Invalid history builder state for action: add-activitytask-cancel-requested-event

We have a parent workflow starting a few child workflows in parallel, each of which would run a number of activities in parallel or sequentially.
We have a use case in which the parent would cancel all the child workflows and this works most of the times, but sometimes one of the child workflows would get stuck trying to cancel, with this error:
"BadRequestCancelActivityAttributes: invalid history builder state for action: add-activitytask-cancel-requested-event"
Then the child workflow would get stuck and we will need to manually terminate it. This only happens from time to time. Any hints what things we need to check on our side?

More details:
Golang SDK version 1.11.1
Code to start child workflows:

childCtx, childCancel := workflow.WithCancel(ctx)
...
cwo := workflow.ChildWorkflowOptions{
		WorkflowID: workflowID,
		WorkflowTaskTimeout: time.Minute,
		WaitForCancellation: true,
		TaskQueue:           taskQueue,
	}
cctx = workflow.WithChildOptions(childCtx, cwo)
childFuture := workflow.ExecuteChildWorkflow(cctx, DSLWorkflow, dslWflw)
// Wait until childworkflow is started
errChWflwExec := childFuture.GetChildWorkflowExecution().Get(cctx, nil)
...

Inside childworkflows, activities are started following dsl pattern in https://github.com/temporalio/samples-go/blob/main/dsl/workflow.go:

ao := workflow.ActivityOptions{
    HeartbeatTimeout:    models.HeartbeatTimeout,
    RetryPolicy:         retryPolicy,
    WaitForCancellation: true,
    TaskQueue:           taskQueue, // same as parent workflow's
}
ctx = workflow.WithActivityOptions(ctx, ao)
...
childCtx, cancelHandler := workflow.WithCancel(ctx)
selector := workflow.NewSelector(ctx)
var activityErr error
result := int64(0)

for _, s := range p.Branches {
    f := executeAsync(s, childCtx, bindings)
    selector.AddFuture(f, func(f workflow.Future) {
        var res int64
        err := f.Get(ctx, &res)
        if err != nil {
            // cancel all pending activities
            cancelHandler()
            if !temporal.IsCanceledError(err) || activityErr == nil {
                activityErr = err
            }
        } else {
            result += res
        }
    })
    for i := 0; i < len(p.Branches); i++ {
		selector.Select(ctx) // this will wait for one branch
	}
}

Golang SDK version 1.11.1

@Chad_Retz @Spencer_Judge
This looks like part of Canceling workflow can cause infinite replay attempts · Issue #481 · temporalio/sdk-go · GitHub
and was not par of fix State machine issue after activity cancellation by cretz · Pull Request #625 · temporalio/sdk-go · GitHub

Related forum posts:

wdyt?

This type of error usually happens during non-deterministic code in the workflow or a bug in the SDK. We have just opened a PR at Fix invalid command ID expectation on child workflow cancel by cretz · Pull Request #647 · temporalio/sdk-go · GitHub that is related to child workflow cancellation so it is possible that could fix this.

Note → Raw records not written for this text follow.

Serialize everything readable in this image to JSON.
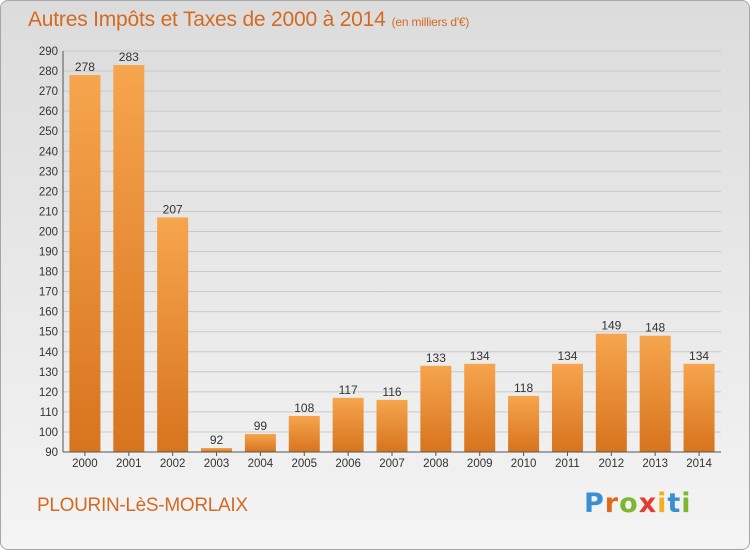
{
  "header": {
    "title": "Autres Impôts et Taxes de 2000 à 2014",
    "unit": "(en milliers d'€)"
  },
  "footer": {
    "city": "PLOURIN-LèS-MORLAIX",
    "logo_letters": [
      "P",
      "r",
      "o",
      "x",
      "i",
      "t",
      "i"
    ],
    "logo_colors": [
      "#3a8fd0",
      "#e06a1c",
      "#7cb82f",
      "#e63b2e",
      "#f2b01e",
      "#3a8fd0",
      "#7cb82f"
    ]
  },
  "colors": {
    "bar_light": "#f6a54e",
    "bar_dark": "#d8741e",
    "accent": "#d46a22"
  },
  "chart_data": {
    "type": "bar",
    "title": "Autres Impôts et Taxes de 2000 à 2014",
    "ylabel": "",
    "xlabel": "",
    "categories": [
      "2000",
      "2001",
      "2002",
      "2003",
      "2004",
      "2005",
      "2006",
      "2007",
      "2008",
      "2009",
      "2010",
      "2011",
      "2012",
      "2013",
      "2014"
    ],
    "values": [
      278,
      283,
      207,
      92,
      99,
      108,
      117,
      116,
      133,
      134,
      118,
      134,
      149,
      148,
      134
    ],
    "ylim": [
      90,
      290
    ],
    "yticks": [
      90,
      100,
      110,
      120,
      130,
      140,
      150,
      160,
      170,
      180,
      190,
      200,
      210,
      220,
      230,
      240,
      250,
      260,
      270,
      280,
      290
    ],
    "grid": true,
    "legend": "none"
  }
}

I will attempt to replicate using the sample in samples-go. Are there any map iterations in your workflow code that could result in non-determinism? Or anything else non-determinstic? There is one in the sample but that is just building activity arguments so it should be safe.

Can you reliably replicate? If not, I’m afraid we might need to see the code and the history of a failed execution to try to replicate.

Unfortunately I still haven’t found a way to reliably reproduce. I do have an export of a failing run though that I can try to sanitize and share

Are there any map iterations in your workflow code that could result in non-determinism? Or anything else non-determinstic?

I can’t find anything but can share a somewhat sanitized export and our dsl workflow code. How would be the best way to share these with you?

One way is to take that history JSON and use worker.NewWorkflowReplayer, register your workflow, and use one of the methods on there to rerun the history. Assuming there is no non-determinism, this should reliably cause the error. If you can reliably cause it, you can see if the patch in Fix invalid command ID expectation on child workflow cancel by cretz · Pull Request #647 · temporalio/sdk-go · GitHub fixes it.

You can find me at @Chad Retz on the community Slack (maybe the best option), or just DM me here, or just send to chad@temporal.io.

A PR has been opened to address this issue: Remove pending activity cancellations when activity completion occurs by cretz · Pull Request #726 · temporalio/sdk-go · GitHub. Thanks for connecting with me off-forum to help me build a reproducer!